IC 6-8.1-10-1(a) provides for the assessment of interest as follows:
If a person fails to file a return for any of the listed taxes, fails to pay the full amount of tax shown on the person's return by the due date for the return or the payment, or incurs a deficiency upon a determination by the department, the person is subject to interest on the nonpayment.

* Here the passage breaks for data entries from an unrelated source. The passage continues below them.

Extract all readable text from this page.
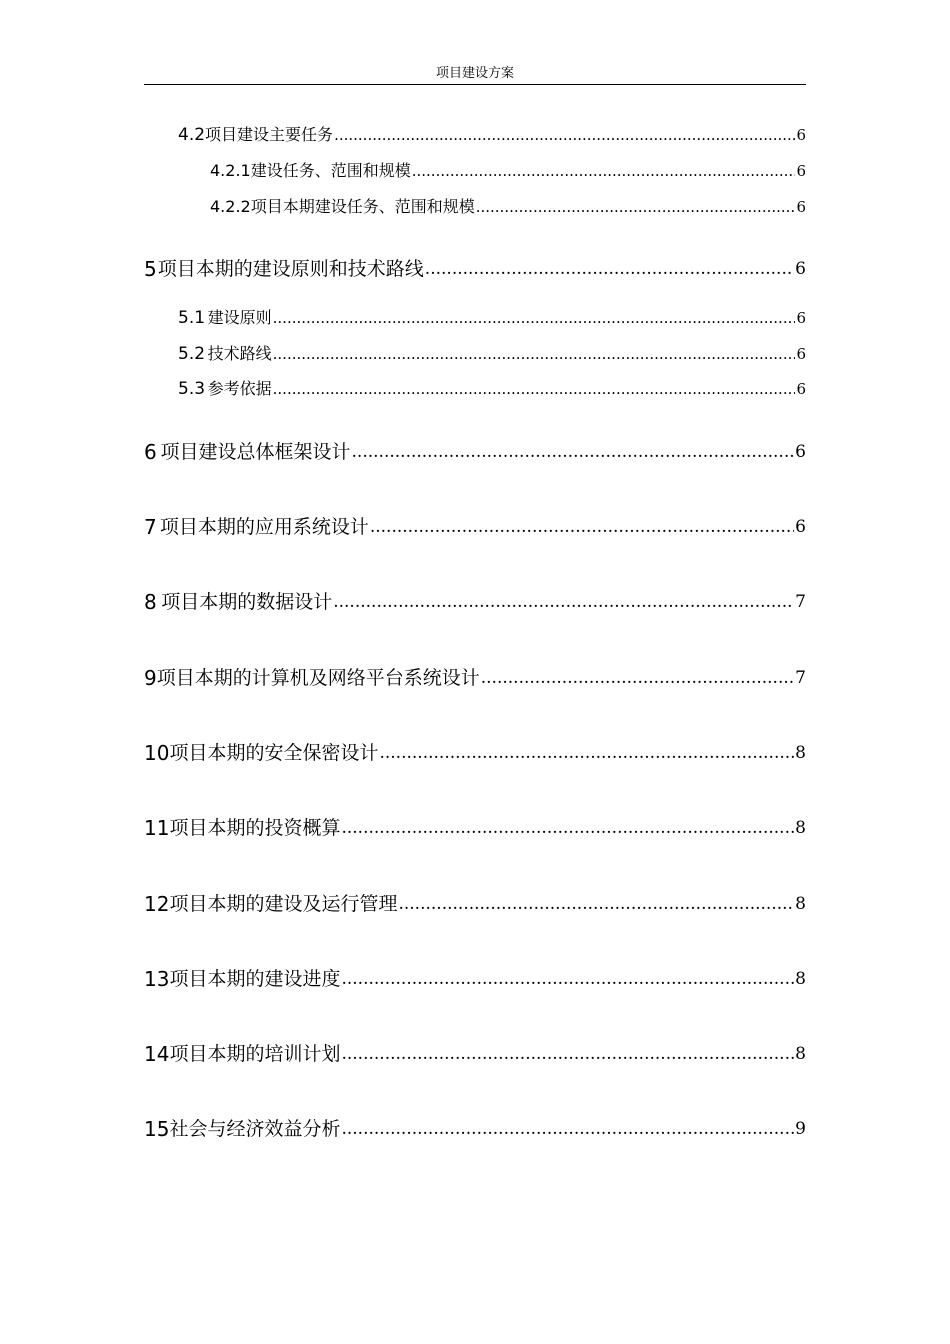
项目建设方案
4.2 项目建设主要任务 .....	6
4.2.1 建设任务、范围和规模 .....	6
4.2.2 项目本期建设任务、范围和规模 .....	6
5 项目本期的建设原则和技术路线 .....	6
5.1 建设原则 .....	6
5.2 技术路线 .....	6
5.3 参考依据 .....	6
6 项目建设总体框架设计 .....	6
7 项目本期的应用系统设计 .....	6
8 项目本期的数据设计 .....	7
9 项目本期的计算机及网络平台系统设计 .....	7
10 项目本期的安全保密设计 .....	8
11 项目本期的投资概算 .....	8
12 项目本期的建设及运行管理 .....	8
13 项目本期的建设进度 .....	8
14 项目本期的培训计划 .....	8
15 社会与经济效益分析 .....	9
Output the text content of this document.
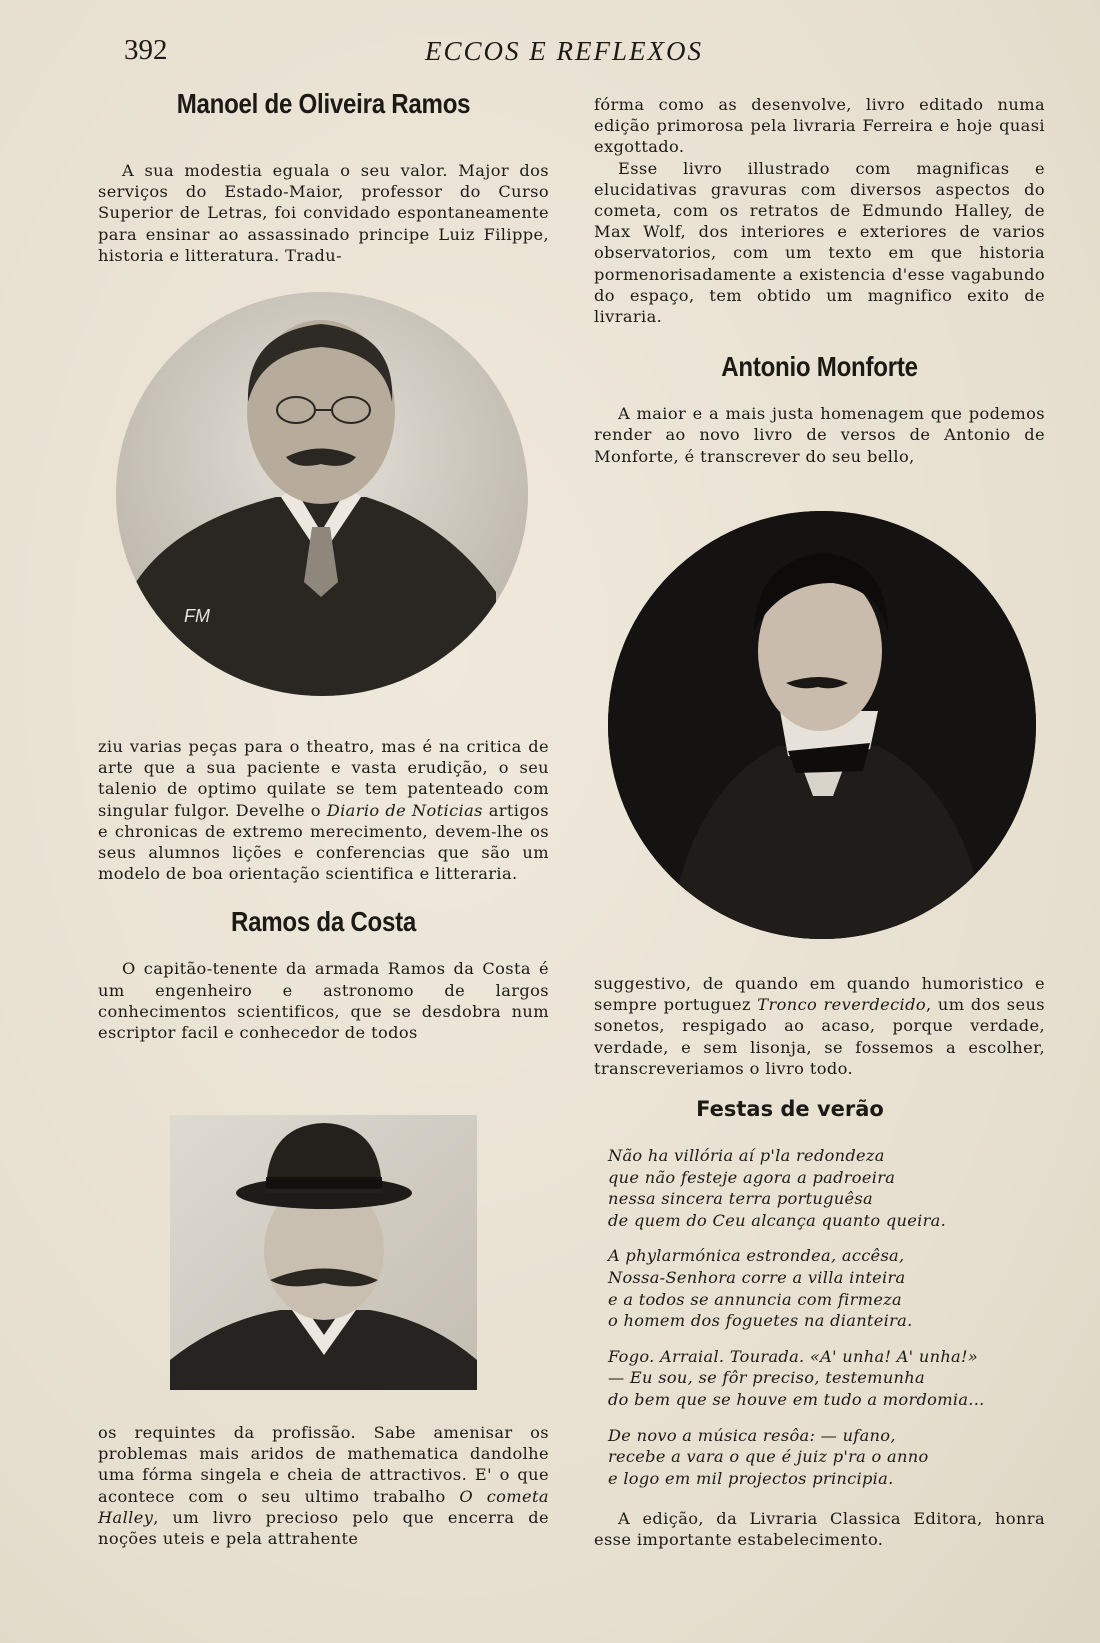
392	ECCOS E REFLEXOS
Manoel de Oliveira Ramos

A sua modestia eguala o seu valor. Major dos serviços do Estado-Maior, professor do Curso Superior de Letras, foi convidado espontaneamente para ensinar ao assassinado principe Luiz Filippe, historia e litteratura. Tradu-

FM

ziu varias peças para o theatro, mas é na critica de arte que a sua paciente e vasta erudição, o seu talenio de optimo quilate se tem patenteado com singular fulgor. Develhe o Diario de Noticias artigos e chronicas de extremo merecimento, devem-lhe os seus alumnos lições e conferencias que são um modelo de boa orientação scientifica e litteraria.

Ramos da Costa

O capitão-tenente da armada Ramos da Costa é um engenheiro e astronomo de largos conhecimentos scientificos, que se desdobra num escriptor facil e conhecedor de todos

os requintes da profissão. Sabe amenisar os problemas mais aridos de mathematica dandolhe uma fórma singela e cheia de attractivos. E' o que acontece com o seu ultimo trabalho O cometa Halley, um livro precioso pelo que encerra de noções uteis e pela attrahente

fórma como as desenvolve, livro editado numa edição primorosa pela livraria Ferreira e hoje quasi exgottado.

Esse livro illustrado com magnificas e elucidativas gravuras com diversos aspectos do cometa, com os retratos de Edmundo Halley, de Max Wolf, dos interiores e exteriores de varios observatorios, com um texto em que historia pormenorisadamente a existencia d'esse vagabundo do espaço, tem obtido um magnifico exito de livraria.

Antonio Monforte

A maior e a mais justa homenagem que podemos render ao novo livro de versos de Antonio de Monforte, é transcrever do seu bello,

suggestivo, de quando em quando humoristico e sempre portuguez Tronco reverdecido, um dos seus sonetos, respigado ao acaso, porque verdade, verdade, e sem lisonja, se fossemos a escolher, transcreveriamos o livro todo.

Festas de verão

Não ha villória aí p'la redondeza
que não festeje agora a padroeira
nessa sincera terra portuguêsa
de quem do Ceu alcança quanto queira.

A phylarmónica estrondea, accêsa,
Nossa-Senhora corre a villa inteira
e a todos se annuncia com firmeza
o homem dos foguetes na dianteira.

Fogo. Arraial. Tourada. «A' unha! A' unha!»
— Eu sou, se fôr preciso, testemunha
do bem que se houve em tudo a mordomia...

De novo a música resôa: — ufano,
recebe a vara o que é juiz p'ra o anno
e logo em mil projectos principia.

A edição, da Livraria Classica Editora, honra esse importante estabelecimento.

Taxpayer does not challenge the Department's right to assess and collect interest. Taxpayer instead asks that the Department abate the interest charged because Taxpayer's reporting errors were not deliberate, that it acted in good faith, and that has instituted practices designed to mitigate or prevent further errors. However, IC 6-8.1-10-1(e) provides that, "Except as provided by IC 6-8.1-3-17(c) and IC 6-8.1-5-2, the department may not waive the interest imposed under this section." IC 6-8.1-3-17(c) provides for the abatement of interest pursuant to the amnesty program for liabilities arising before July 1, 2004.IC 6-8.1-5-2, in general, governs circumstances in which the three-year statute of limitations precludes the Department from assessing the base tax. Unfortunately, neither of the exceptions is applicable in this case.

The Department does not question Taxpayer's good faith attempt to fulfill its tax obligation nor does it question its commitment to improving its compliance efforts. However, the statute is unambiguous on the issue: "[T]he department may not waive the interest imposed under this section."